If light is constant in space how can you have a slower clock with a shrinking mass? The measuring stick lengthens to measure a longer distance for a mile in the frame with a faster speed. The light clock expands with dilation (GR) so the light travels further to slow the clocks tick rate. The measuring stick expands to measure a longer distance. That is the crossover where you think you contracted in Relativity.

The ratio is fixed not the actual time or distance.

It would take x amount of energy to create the field. This in practice is infiite in magnitude since the field extends to infinity. If we then take spherical slices through the field with the origin at the COG then we can granularize the energy density. It is best to neglect rotation initially so the Kerr metric should be excluded. Then an energy vector space can be described that can undergo magnification so that orders of magnitude become less of an issue. It is how the vector space is explored that is important.

While the field material might extend to the limits of our detection it is the manipulation of that material (energy) that we describe as a field. Like the dilation of space by mass.

[jeffreyH]

Well I'm going to use vector spaces. We can always compare notes.

[Phractality]

The ratio is fixed not the actual time or distance.

That is the one thing in the post that makes sense.

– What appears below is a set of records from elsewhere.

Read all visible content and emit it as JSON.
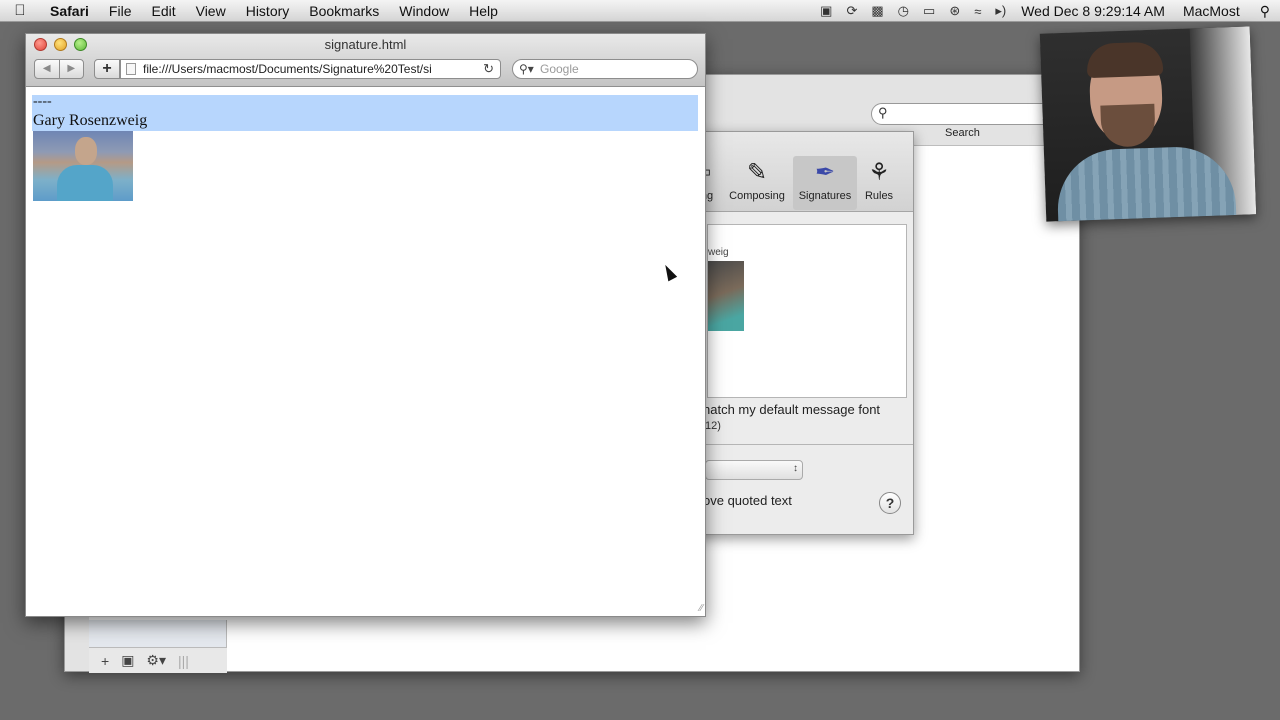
{
  "menubar": {
    "apple_label": "",
    "app_name": "Safari",
    "menus": [
      "File",
      "Edit",
      "View",
      "History",
      "Bookmarks",
      "Window",
      "Help"
    ],
    "clock": "Wed Dec 8  9:29:14 AM",
    "user": "MacMost"
  },
  "safari": {
    "title": "signature.html",
    "url": "file:///Users/macmost/Documents/Signature%20Test/si",
    "search_placeholder": "Google",
    "content": {
      "dash": "----",
      "name": "Gary Rosenzweig"
    }
  },
  "mail": {
    "search_label": "Search"
  },
  "preferences": {
    "toolbar": [
      {
        "label": "ng",
        "icon": "general-icon"
      },
      {
        "label": "Composing",
        "icon": "composing-icon"
      },
      {
        "label": "Signatures",
        "icon": "signatures-icon",
        "selected": true
      },
      {
        "label": "Rules",
        "icon": "rules-icon"
      }
    ],
    "sig_preview_name": "weig",
    "font_option": "natch my default message font",
    "font_size": "12)",
    "quoted_option": "ove quoted text",
    "help_label": "?"
  },
  "icons": {
    "apple": "apple-icon",
    "spotlight": "search-icon",
    "wifi": "wifi-icon",
    "volume": "volume-icon"
  }
}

I think you should watch some video illustrations of SR. The fast train is shorter when measured in the "stationary" observer's meters, so meters etched on the side of the train would be shorter than the "stationary" observer's meter sticks. Time on the train is dilated, meaning the train's clocks run slow compared to clocks that are synchronized in the "stationary" observer's coordinates. An observer on the train would see the stationary clocks along the tracks running slow, and stationary observers along the tracks would see the train's clock running slow (after the arrival times at each point along the track are recorded and telegraphed to an observer at the origin).

[GoC (OP)]

That is the one thing in the post that makes sense. I think you should watch some video illustrations of SR. The fast train is shorter when measured in the "stationary" observer's meters, so meters etched on the side of the train would be shorter than the "stationary" observer's meter sticks. Time on the train is dilated, meaning the train's clocks run slow compared to clocks that are synchronized in the "stationary" observer's coordinates. An observer on the train would see the stationary clocks along the tracks running slow, and stationary observers along the tracks would see the train's clock running slow (after the arrival times at each point along the track are recorded and telegraphed to an observer at the origin).

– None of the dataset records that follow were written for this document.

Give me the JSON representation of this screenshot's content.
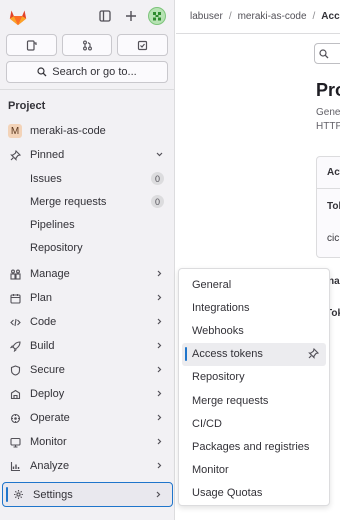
{
  "colors": {
    "accent": "#1f75cb",
    "sidebar_bg": "#f2f1f4",
    "logo": "#e24329"
  },
  "sidebar": {
    "icons": {
      "toggle": "sidebar-toggle-icon",
      "new": "plus-icon",
      "avatar": "user-avatar"
    },
    "quick_actions": [
      "issues-icon",
      "merge-request-icon",
      "todo-icon"
    ],
    "search_label": "Search or go to...",
    "section_title": "Project",
    "project": {
      "initial": "M",
      "name": "meraki-as-code"
    },
    "pinned": {
      "label": "Pinned",
      "items": [
        {
          "label": "Issues",
          "count": "0"
        },
        {
          "label": "Merge requests",
          "count": "0"
        },
        {
          "label": "Pipelines"
        },
        {
          "label": "Repository"
        }
      ]
    },
    "nav": [
      {
        "label": "Manage",
        "icon": "manage-icon"
      },
      {
        "label": "Plan",
        "icon": "plan-icon"
      },
      {
        "label": "Code",
        "icon": "code-icon"
      },
      {
        "label": "Build",
        "icon": "rocket-icon"
      },
      {
        "label": "Secure",
        "icon": "shield-icon"
      },
      {
        "label": "Deploy",
        "icon": "deploy-icon"
      },
      {
        "label": "Operate",
        "icon": "operate-icon"
      },
      {
        "label": "Monitor",
        "icon": "monitor-icon"
      },
      {
        "label": "Analyze",
        "icon": "chart-icon"
      }
    ],
    "settings_label": "Settings"
  },
  "breadcrumb": {
    "user": "labuser",
    "project": "meraki-as-code",
    "current": "Access"
  },
  "main": {
    "title": "Pro",
    "desc_line1": "Gene",
    "desc_line2": "HTTP",
    "card_head": "Act",
    "card_row1": "Tok",
    "card_row2": "cic",
    "frag1": "na",
    "frag2": "Tok"
  },
  "flyout": {
    "items": [
      {
        "label": "General"
      },
      {
        "label": "Integrations"
      },
      {
        "label": "Webhooks"
      },
      {
        "label": "Access tokens",
        "active": true
      },
      {
        "label": "Repository"
      },
      {
        "label": "Merge requests"
      },
      {
        "label": "CI/CD"
      },
      {
        "label": "Packages and registries"
      },
      {
        "label": "Monitor"
      },
      {
        "label": "Usage Quotas"
      }
    ]
  }
}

Simultaneity of relativity is the contraction. Your stuck in the non relativistic mentality of observation. You do not view an object at relativistic speeds as a unit. Most scientists don't even understand this distinction. you view the front of the train and follow the image towards the back. Light is finite in vector speed so while the reflection is following the train towards the rear as the rear is moving forward and not being reflected yet as the image that you view. So by simultaneity of relativity the image is contracted. But the distance forward increases the distance electrons and photons have to move through space. With energy being a constant motion forward reduces that available energy we recognize as a slower clock.

   

Well I'm going to use vector spaces. We can always compare notes

Vector space is flexible in GR and causes a Doppler effect in SR. So in GR there is a size increase for the atoms to move. This increases the electron distance we measure mechanical clocks to equal light clock distance through dilated space. That dilation is the mechanism of attraction of mass to a more dilated space. Gravity is self perpetuating.

The SR equivalent is vector motion in space increasing photon and electron distances to the constant energy c.